Saúde confirma novo caso de sarampo no Rio
A Secretaria de Saúde do Rio de Janeiro confirmou um novo caso de sarampo, o segundo registro no Brasil em 2026. A paciente é uma mulher de 22 anos, que não estava vacinada e trabalha em um hotel na capital carioca. O nome da paciente não foi divulgado para preservar sua identidade.
Logo após a notificação do caso, autoridades de saúde adotaram medidas imediatas, incluindo investigações da contaminação, vacinação em massa na residência da paciente, no local de trabalho e nas unidades de saúde próximas. Além disso, foi iniciada uma varredura na área em busca de outros possíveis infectados e para garantir a vacinação de pessoas em risco.
“O Ministério da Saúde está acompanhando a investigação de maneira integrada com as secretarias municipal e estadual de saúde”, informou a SES.
O que é o sarampo e quais são os sintomas?
O sarampo é uma doença viral altamente contagiosa, transmitida por vias aéreas, que historicamente foi comum entre crianças no Brasil. Trata-se de uma enfermidade que pode resultar em complicações graves, incluindo sequelas permanentes e até morte.
Os sintomas clássicos do sarampo incluem manchas brancas na parte interna da bochecha e erupções cutâneas vermelhas que surgem primeiramente no rosto e se espalham pelo corpo. Além dessas características, a doença pode apresentar tosse persistente, irritação ocular, secreção nasal, febre alta, infecções de ouvido, pneumonia, diarreia, conjuntivite, perda de apetite e, em casos severos, convulsões.
O vírus do sarampo também pode afetar as vias respiratórias e, em circunstâncias raras, causar infecções no sistema nervoso central.
Casos anteriores e surto na Bolívia
O novo registro no Rio de Janeiro marca a segunda ocorrência de sarampo no Brasil em 2026. O primeiro caso foi notificado em São Paulo, no dia 11 de janeiro, e envolveu uma criança de apenas 6 meses que reside na Zona Norte da cidade e tinha histórico de viagem a La Paz, na Bolívia, onde um surto ativo da doença está em andamento.
Em resposta a esses casos, uma campanha de vacinação foi realizada na região, resultando na aplicação de mais de 600 doses entre janeiro e fevereiro. Apesar dos registros, a SES reafirmou que esses casos não comprometem o status do Brasil, que, até o momento, permanece livre da circulação endêmica do sarampo.
O país continua a manter essa condição, mesmo após a perda da certificação regional das Américas devido a surtos em nações como Estados Unidos, Canadá e México.

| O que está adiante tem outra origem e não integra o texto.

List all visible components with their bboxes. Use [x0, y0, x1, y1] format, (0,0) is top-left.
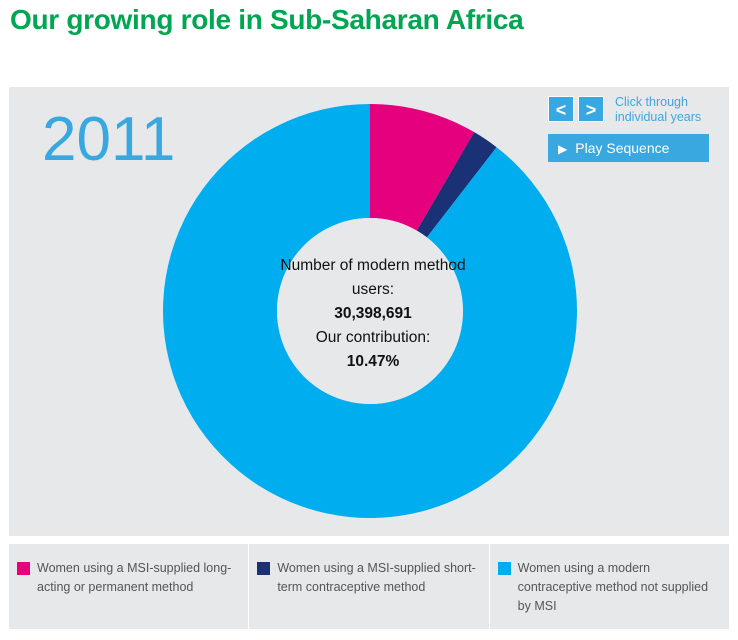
- previous-year-button[interactable]: <: [548, 96, 574, 122]
- contribution-label: Our contribution:: [315, 329, 431, 346]
- next-year-button[interactable]: >: [578, 96, 604, 122]
- center-summary: Number of modern method users: 30,398,69…: [273, 254, 473, 374]
- navigation-hint: Click through individual years: [615, 95, 702, 124]
- legend-swatch-pink: [17, 562, 30, 575]
- donut-slice-2: [416, 132, 497, 238]
- donut-slice-1: [370, 104, 475, 231]
- chart-panel: 2011 Number of modern method users: 30,3…: [9, 87, 729, 536]
- legend-swatch-navy: [257, 562, 271, 575]
- legend-item-long-acting: Women using a MSI-supplied long-acting o…: [9, 544, 250, 629]
- donut-hole: [277, 218, 463, 404]
- contribution-value: 10.47%: [346, 353, 400, 370]
- year-label: 2011: [42, 105, 176, 174]
- legend-label: Women using a MSI-supplied long-acting o…: [37, 561, 232, 594]
- play-sequence-label: Play Sequence: [575, 140, 670, 156]
- chart-legend: Women using a MSI-supplied long-acting o…: [9, 544, 729, 629]
- page-title: Our growing role in Sub-Saharan Africa: [10, 4, 524, 35]
- legend-label: Women using a MSI-supplied short-term co…: [277, 561, 476, 594]
- play-triangle-icon: ▶: [558, 142, 568, 156]
- users-value: 30,398,691: [334, 305, 412, 322]
- donut-chart: [163, 104, 577, 518]
- play-sequence-button[interactable]: ▶ Play Sequence: [548, 134, 709, 162]
- users-label: Number of modern method users:: [280, 257, 466, 298]
- legend-label: Women using a modern contraceptive metho…: [517, 561, 709, 613]
- legend-swatch-cyan: [497, 562, 511, 575]
- legend-item-not-msi: Women using a modern contraceptive metho…: [490, 544, 729, 629]
- legend-item-short-term: Women using a MSI-supplied short-term co…: [249, 544, 490, 629]
- donut-slice-3: [163, 104, 577, 518]
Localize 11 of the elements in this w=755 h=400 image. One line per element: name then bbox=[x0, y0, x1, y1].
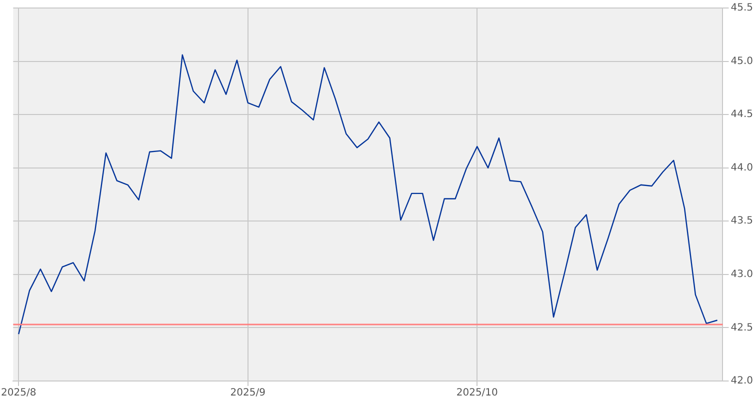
y-tick-label: 43.0 bbox=[730, 269, 753, 280]
y-tick-label: 44.0 bbox=[730, 162, 753, 174]
x-tick-label: 2025/9 bbox=[230, 388, 266, 399]
x-tick-label: 2025/10 bbox=[456, 388, 498, 399]
y-tick-label: 42.5 bbox=[730, 322, 753, 334]
y-tick-label: 44.5 bbox=[730, 109, 753, 120]
y-tick-label: 45.5 bbox=[730, 2, 753, 14]
y-tick-label: 45.0 bbox=[730, 56, 753, 67]
y-tick-label: 42.0 bbox=[730, 376, 753, 387]
x-tick-label: 2025/8 bbox=[1, 388, 36, 399]
y-tick-label: 43.5 bbox=[730, 216, 753, 227]
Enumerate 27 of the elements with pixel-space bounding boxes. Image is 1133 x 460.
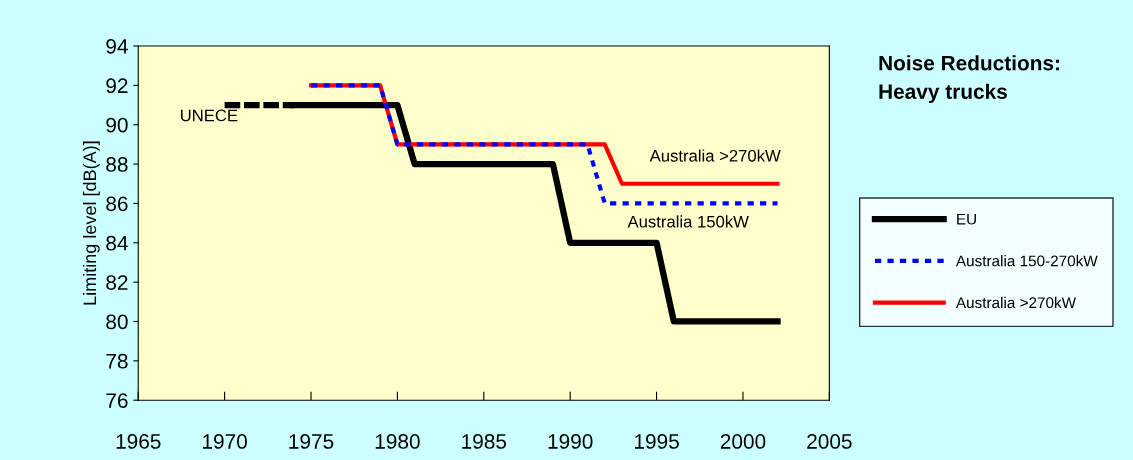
y-tick-label: 94 — [106, 39, 128, 54]
legend-label: Australia >270kW — [955, 296, 1077, 309]
legend-label: Australia 150-270kW — [955, 255, 1098, 267]
y-tick-label: 92 — [106, 78, 128, 94]
x-tick-label: 1965 — [116, 434, 161, 449]
y-tick-label: 82 — [106, 275, 128, 290]
x-tick-label: 1975 — [289, 434, 334, 449]
y-tick-label: 88 — [106, 157, 128, 172]
y-tick-label: 86 — [106, 196, 128, 212]
x-tick-label: 2005 — [807, 434, 852, 449]
y-tick-label: 76 — [106, 393, 128, 408]
annotation: Australia >270kW — [649, 149, 781, 162]
x-tick-label: 1980 — [375, 434, 420, 449]
y-tick-label: 90 — [106, 117, 128, 133]
annotation: Australia 150kW — [627, 215, 749, 228]
annotation: UNECE — [180, 109, 238, 122]
x-tick-label: 1985 — [462, 434, 507, 449]
x-tick-label: 1970 — [203, 434, 247, 449]
x-tick-label: 2000 — [720, 434, 766, 449]
x-tick-label: 1990 — [548, 434, 593, 449]
y-axis-title: Limiting level [dB(A)] — [82, 141, 100, 305]
y-tick-label: 84 — [106, 235, 128, 251]
y-tick-label: 80 — [106, 314, 128, 330]
legend-label: EU — [957, 213, 976, 225]
x-tick-label: 1995 — [634, 434, 679, 449]
text: Noise Reductions: Heavy trucks — [879, 55, 1059, 104]
y-tick-label: 78 — [106, 353, 128, 369]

Em 2025, o Ministério da Saúde interrompeu a transmissão de 38 casos importados, por meio de uma resposta rápida que envolveu vigilância, vacinação e bloqueios, uma estratégia elogiada pela Organização Pan-Americana da Saúde.
Prevenção e vacinação contra o sarampo
A vigilância epidemiológica destaca a importância de notificar e investigar imediatamente todos os casos suspeitos de sarampo, dado o alto potencial de transmissão do vírus e o risco de disseminação em populações não vacinadas. A vacinação é a principal forma de prevenção, e a tríplice viral, que protege contra sarampo, rubéola e caxumba, é considerada segura e eficaz.
O calendário vacinal para a população inclui:
- Crianças de 6 a 11 meses: Dose Zero (D0), recomendada em situações de maior risco de exposição ao vírus.
- Crianças a partir de 12 meses: 1ª dose da tríplice viral aos 12 meses e 2ª dose aos 15 meses (tetraviral ou tríplice viral + varicela).
- Pessoas de 5 a 29 anos: 2 doses da tríplice viral, com um intervalo mínimo de 30 dias.
- Pessoas de 30 a 59 anos: 1 dose da tríplice viral, caso não haja comprovação de vacinação anterior.
- Profissionais da saúde, turismo, hotelaria, transporte, alimentação e educação devem manter o esquema vacinal completo, conforme orientações do Ministério da Saúde.